En définitive, l’alternative pour Guy Moquette, l’auteur du test, se résume ainsi. Si vous avez déjà joué au Baldur’s Gate de base, passez votre chemin : cette édition n’apporte rien de bien transcendant, rien en tout cas qui justifie un nouveau passage à la caisse. Si, comme moi, vous n’avez jamais tâté du titre de BioWare, vous pouvez vous laisser tenter par cette nouvelle mouture… à condition d’avoir 20 $ qui vous brûlent les doigts et de posséder un compte sur Beamdog, seule plate-forme de téléchargement à proposer le jeu pour l’heure (le Mac App Store sera servi par la suite).
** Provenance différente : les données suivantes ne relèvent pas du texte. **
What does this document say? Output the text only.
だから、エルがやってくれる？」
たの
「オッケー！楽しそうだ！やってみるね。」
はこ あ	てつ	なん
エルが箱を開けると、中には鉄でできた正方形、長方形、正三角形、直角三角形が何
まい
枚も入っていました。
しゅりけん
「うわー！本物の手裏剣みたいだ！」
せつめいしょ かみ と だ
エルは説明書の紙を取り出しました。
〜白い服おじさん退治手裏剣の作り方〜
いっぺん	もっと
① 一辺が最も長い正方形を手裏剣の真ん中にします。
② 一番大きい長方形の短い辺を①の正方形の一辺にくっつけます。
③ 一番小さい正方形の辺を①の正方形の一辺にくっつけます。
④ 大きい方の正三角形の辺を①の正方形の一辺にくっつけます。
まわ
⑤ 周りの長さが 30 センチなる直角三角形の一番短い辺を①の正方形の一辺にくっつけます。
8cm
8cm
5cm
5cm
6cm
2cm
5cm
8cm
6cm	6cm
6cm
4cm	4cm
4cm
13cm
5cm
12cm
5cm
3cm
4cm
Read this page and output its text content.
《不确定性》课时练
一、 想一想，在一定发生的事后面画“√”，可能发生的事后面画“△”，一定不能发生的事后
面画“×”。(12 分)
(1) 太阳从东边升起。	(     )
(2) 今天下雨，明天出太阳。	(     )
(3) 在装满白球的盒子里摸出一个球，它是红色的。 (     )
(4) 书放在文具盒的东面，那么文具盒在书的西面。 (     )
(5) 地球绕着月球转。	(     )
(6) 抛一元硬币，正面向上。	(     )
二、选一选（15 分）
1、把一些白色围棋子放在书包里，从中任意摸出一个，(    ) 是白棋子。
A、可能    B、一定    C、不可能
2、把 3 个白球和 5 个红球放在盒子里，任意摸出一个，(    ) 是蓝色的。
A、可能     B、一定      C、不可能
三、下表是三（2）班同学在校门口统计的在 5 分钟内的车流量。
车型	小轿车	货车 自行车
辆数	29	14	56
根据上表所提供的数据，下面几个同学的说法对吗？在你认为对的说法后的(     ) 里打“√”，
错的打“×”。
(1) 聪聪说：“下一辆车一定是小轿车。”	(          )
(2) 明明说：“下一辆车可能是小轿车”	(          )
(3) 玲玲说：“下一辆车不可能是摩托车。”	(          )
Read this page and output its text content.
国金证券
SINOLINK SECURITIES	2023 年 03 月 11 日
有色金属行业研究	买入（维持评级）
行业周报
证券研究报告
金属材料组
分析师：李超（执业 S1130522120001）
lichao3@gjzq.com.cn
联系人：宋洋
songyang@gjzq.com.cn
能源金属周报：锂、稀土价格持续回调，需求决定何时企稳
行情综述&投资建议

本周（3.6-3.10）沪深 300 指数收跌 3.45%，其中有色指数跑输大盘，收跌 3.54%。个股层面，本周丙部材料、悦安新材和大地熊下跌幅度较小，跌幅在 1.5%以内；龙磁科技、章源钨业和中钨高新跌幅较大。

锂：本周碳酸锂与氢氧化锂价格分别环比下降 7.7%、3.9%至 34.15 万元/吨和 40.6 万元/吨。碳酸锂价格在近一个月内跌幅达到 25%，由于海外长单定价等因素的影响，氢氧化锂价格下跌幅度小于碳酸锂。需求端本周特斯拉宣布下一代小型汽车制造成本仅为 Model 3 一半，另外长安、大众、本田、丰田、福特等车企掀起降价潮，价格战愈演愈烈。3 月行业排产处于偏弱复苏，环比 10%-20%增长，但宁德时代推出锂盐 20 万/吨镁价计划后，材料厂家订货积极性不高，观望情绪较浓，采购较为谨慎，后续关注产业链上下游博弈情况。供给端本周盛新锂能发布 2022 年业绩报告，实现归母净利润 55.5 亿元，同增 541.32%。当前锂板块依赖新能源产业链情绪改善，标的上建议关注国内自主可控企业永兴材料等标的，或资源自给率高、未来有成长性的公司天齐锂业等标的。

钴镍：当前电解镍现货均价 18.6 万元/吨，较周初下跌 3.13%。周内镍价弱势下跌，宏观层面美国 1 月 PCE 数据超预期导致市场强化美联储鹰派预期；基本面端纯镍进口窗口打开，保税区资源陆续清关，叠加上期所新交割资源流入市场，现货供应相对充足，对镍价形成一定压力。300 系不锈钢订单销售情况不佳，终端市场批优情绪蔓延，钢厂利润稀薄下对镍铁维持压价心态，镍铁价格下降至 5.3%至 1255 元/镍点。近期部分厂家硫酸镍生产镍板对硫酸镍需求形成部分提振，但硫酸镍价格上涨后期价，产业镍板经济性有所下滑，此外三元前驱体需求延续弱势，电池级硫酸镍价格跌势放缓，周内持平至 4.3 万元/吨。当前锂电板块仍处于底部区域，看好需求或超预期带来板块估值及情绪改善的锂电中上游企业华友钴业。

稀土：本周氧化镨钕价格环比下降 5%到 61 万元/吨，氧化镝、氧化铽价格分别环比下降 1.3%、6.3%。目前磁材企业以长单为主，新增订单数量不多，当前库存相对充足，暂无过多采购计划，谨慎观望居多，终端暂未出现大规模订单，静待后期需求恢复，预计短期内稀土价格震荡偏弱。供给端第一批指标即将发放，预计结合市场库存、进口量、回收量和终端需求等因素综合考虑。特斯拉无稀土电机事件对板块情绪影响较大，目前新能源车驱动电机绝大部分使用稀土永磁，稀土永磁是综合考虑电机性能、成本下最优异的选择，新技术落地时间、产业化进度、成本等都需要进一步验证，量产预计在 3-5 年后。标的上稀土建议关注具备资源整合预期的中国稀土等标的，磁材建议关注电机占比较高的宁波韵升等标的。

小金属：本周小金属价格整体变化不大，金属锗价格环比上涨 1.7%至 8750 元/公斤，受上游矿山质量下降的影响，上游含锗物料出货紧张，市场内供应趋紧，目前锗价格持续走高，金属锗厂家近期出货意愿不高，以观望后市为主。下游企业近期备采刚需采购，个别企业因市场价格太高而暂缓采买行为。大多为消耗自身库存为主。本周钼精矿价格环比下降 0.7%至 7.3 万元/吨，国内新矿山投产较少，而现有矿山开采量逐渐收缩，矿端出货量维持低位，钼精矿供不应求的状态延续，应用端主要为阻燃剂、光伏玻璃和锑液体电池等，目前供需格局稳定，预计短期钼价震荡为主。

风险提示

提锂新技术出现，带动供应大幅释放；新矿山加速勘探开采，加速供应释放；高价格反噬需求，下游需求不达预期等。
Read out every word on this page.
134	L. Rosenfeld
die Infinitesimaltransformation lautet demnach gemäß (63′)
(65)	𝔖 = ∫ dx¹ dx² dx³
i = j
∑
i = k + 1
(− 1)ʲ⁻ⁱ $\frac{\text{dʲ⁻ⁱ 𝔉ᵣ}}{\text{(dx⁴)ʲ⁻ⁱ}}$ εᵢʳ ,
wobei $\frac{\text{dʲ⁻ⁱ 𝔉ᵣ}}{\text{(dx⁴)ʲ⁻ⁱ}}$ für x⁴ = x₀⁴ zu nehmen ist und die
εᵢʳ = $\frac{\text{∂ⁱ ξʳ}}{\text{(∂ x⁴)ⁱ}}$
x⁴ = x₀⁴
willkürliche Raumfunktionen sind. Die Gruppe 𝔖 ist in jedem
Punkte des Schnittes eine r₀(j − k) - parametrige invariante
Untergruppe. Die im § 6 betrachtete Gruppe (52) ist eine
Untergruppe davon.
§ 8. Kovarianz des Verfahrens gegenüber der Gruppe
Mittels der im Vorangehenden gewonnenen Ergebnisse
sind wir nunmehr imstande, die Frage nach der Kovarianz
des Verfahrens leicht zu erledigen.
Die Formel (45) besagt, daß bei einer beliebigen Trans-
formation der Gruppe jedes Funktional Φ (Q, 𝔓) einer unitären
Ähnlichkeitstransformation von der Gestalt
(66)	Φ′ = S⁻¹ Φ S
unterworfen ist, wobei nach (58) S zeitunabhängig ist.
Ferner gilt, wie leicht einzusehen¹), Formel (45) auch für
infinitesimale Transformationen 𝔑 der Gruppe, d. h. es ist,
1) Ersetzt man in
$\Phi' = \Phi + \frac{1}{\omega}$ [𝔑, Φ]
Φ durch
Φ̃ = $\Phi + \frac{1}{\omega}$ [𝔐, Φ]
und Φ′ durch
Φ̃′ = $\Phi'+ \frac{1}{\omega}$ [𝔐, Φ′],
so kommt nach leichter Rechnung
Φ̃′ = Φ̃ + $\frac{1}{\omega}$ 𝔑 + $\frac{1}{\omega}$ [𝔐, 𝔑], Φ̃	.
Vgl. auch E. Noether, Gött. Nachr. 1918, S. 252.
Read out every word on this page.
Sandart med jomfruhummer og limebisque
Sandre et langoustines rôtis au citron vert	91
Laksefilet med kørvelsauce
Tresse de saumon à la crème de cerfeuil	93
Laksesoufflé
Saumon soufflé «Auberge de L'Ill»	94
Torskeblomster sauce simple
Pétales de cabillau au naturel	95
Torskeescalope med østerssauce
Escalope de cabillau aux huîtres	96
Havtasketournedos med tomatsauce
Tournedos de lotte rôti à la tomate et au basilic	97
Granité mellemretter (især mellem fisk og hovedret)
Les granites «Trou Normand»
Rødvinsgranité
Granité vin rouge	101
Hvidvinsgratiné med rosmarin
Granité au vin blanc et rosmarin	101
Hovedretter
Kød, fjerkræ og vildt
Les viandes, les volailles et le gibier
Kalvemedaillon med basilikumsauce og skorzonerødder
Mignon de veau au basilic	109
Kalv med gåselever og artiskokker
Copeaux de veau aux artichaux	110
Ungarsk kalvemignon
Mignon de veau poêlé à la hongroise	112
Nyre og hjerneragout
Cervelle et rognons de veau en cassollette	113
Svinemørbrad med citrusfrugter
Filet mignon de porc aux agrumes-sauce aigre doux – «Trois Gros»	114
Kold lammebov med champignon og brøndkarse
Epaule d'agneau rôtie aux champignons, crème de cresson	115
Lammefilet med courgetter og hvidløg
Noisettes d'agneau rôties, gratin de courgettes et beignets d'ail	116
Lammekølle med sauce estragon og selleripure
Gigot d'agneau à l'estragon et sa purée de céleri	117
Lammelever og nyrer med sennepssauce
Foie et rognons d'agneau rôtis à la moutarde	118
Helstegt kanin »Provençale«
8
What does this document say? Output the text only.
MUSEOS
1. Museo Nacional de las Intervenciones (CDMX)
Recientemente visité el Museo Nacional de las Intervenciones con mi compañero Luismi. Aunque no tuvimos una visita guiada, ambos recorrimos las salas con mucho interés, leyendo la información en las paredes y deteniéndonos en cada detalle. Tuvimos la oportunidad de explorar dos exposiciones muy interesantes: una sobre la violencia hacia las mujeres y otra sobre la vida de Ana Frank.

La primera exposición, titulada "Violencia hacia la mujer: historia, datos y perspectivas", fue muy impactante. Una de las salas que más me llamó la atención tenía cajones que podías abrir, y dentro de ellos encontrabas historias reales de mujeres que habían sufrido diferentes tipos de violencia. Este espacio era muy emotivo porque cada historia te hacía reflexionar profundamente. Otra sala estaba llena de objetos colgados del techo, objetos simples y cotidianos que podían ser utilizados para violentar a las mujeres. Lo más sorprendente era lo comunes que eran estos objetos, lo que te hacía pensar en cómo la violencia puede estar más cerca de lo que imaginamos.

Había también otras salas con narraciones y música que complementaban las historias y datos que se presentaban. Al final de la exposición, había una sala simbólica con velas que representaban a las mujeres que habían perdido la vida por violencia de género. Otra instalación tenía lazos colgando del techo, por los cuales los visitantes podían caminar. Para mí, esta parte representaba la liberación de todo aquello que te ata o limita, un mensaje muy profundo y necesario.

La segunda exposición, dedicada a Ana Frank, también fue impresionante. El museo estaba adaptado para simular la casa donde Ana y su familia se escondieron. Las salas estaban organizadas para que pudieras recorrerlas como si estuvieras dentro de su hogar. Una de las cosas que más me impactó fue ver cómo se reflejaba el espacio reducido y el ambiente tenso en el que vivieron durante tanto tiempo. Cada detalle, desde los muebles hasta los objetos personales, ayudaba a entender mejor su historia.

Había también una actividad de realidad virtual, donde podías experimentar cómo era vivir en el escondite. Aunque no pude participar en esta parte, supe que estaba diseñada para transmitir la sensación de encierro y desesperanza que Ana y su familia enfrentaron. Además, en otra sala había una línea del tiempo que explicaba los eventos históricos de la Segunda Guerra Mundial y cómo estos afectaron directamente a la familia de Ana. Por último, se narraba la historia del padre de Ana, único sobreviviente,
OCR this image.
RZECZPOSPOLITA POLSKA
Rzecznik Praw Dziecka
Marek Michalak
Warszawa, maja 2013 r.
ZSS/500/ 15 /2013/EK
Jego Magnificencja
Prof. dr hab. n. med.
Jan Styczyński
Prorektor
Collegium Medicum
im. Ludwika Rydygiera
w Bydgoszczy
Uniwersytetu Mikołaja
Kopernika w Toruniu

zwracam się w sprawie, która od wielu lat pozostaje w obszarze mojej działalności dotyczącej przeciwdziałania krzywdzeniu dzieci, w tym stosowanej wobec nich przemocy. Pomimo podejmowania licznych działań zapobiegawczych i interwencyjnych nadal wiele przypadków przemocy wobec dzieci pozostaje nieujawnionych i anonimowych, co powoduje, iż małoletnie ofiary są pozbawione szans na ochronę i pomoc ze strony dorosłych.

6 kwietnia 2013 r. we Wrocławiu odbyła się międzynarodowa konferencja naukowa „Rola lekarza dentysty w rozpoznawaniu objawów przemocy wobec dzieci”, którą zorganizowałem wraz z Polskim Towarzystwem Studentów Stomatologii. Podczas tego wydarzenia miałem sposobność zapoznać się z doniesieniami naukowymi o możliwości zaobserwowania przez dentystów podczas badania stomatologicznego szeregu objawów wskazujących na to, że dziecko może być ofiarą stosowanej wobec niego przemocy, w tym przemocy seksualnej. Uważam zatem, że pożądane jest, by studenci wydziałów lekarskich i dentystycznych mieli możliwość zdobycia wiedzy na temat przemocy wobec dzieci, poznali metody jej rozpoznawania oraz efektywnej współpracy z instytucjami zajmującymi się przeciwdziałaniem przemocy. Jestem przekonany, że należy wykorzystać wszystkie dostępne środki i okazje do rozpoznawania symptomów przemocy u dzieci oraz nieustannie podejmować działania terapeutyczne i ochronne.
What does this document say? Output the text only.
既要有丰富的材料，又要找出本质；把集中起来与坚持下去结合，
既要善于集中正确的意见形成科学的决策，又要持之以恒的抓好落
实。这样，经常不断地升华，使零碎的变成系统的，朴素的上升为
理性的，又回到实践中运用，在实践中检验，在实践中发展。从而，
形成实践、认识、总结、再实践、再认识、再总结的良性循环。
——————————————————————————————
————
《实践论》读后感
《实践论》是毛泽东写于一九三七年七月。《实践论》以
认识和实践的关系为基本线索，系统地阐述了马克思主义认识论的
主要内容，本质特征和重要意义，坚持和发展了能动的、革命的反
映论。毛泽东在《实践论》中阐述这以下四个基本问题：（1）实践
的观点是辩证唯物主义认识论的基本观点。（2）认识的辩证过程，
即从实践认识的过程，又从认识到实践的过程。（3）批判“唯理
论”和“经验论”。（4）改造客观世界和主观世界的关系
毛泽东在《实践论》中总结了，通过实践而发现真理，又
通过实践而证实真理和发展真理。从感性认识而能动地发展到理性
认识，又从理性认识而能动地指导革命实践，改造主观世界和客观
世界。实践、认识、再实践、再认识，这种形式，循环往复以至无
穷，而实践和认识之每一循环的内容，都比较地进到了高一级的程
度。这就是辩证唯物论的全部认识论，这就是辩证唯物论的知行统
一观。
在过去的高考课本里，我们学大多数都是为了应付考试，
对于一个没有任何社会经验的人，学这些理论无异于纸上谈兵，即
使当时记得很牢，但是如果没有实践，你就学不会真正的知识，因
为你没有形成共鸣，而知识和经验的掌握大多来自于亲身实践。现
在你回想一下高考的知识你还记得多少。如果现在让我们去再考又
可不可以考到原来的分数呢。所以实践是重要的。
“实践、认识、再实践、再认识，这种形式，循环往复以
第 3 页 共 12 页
L’autre solution, pour Canard PC est de se procurer la version classique, par exemple sur GOG.com où elle disponible pour à peine 10 $ -avec, en prime, l’extension Tales of the Scord Coast-, et de lui appliquer les différents correctifs permettant d’obtenir un meilleur confort de jeu, comme le support des hautes résolutions.

Sur Mac OS X, toutefois, Baldur’s Gate n’est pas disponible de manière native. Pour en profiter, il est nécessaire de passer par Wine ou un de ses front-ends tel que PlayOnMac, lequel prend en charge certains jeux GOG.com, dont précisément Baldur’s Gate (et sa suite). Cela implique, éventuellement, de devoir mettre la main dans le cambouis au niveau de la configuration si tout ne fonctionne pas du premier coup (cf. ce que donne une recherche pour « Baldur’s Gate » sur les forums de PlayOnMac).

On se retrouve donc à devoir choisir entre une version remasterisée et native de Baldur’s Gate, mais sans nouveauté indispensable, et la version d’origine, achetable sur un site garanti sans DRM, qui nécessite de passer par un logiciel tiers mais libre, voire de tripatouiller quelques fichiers. Comment ça, le choix est tout fait ?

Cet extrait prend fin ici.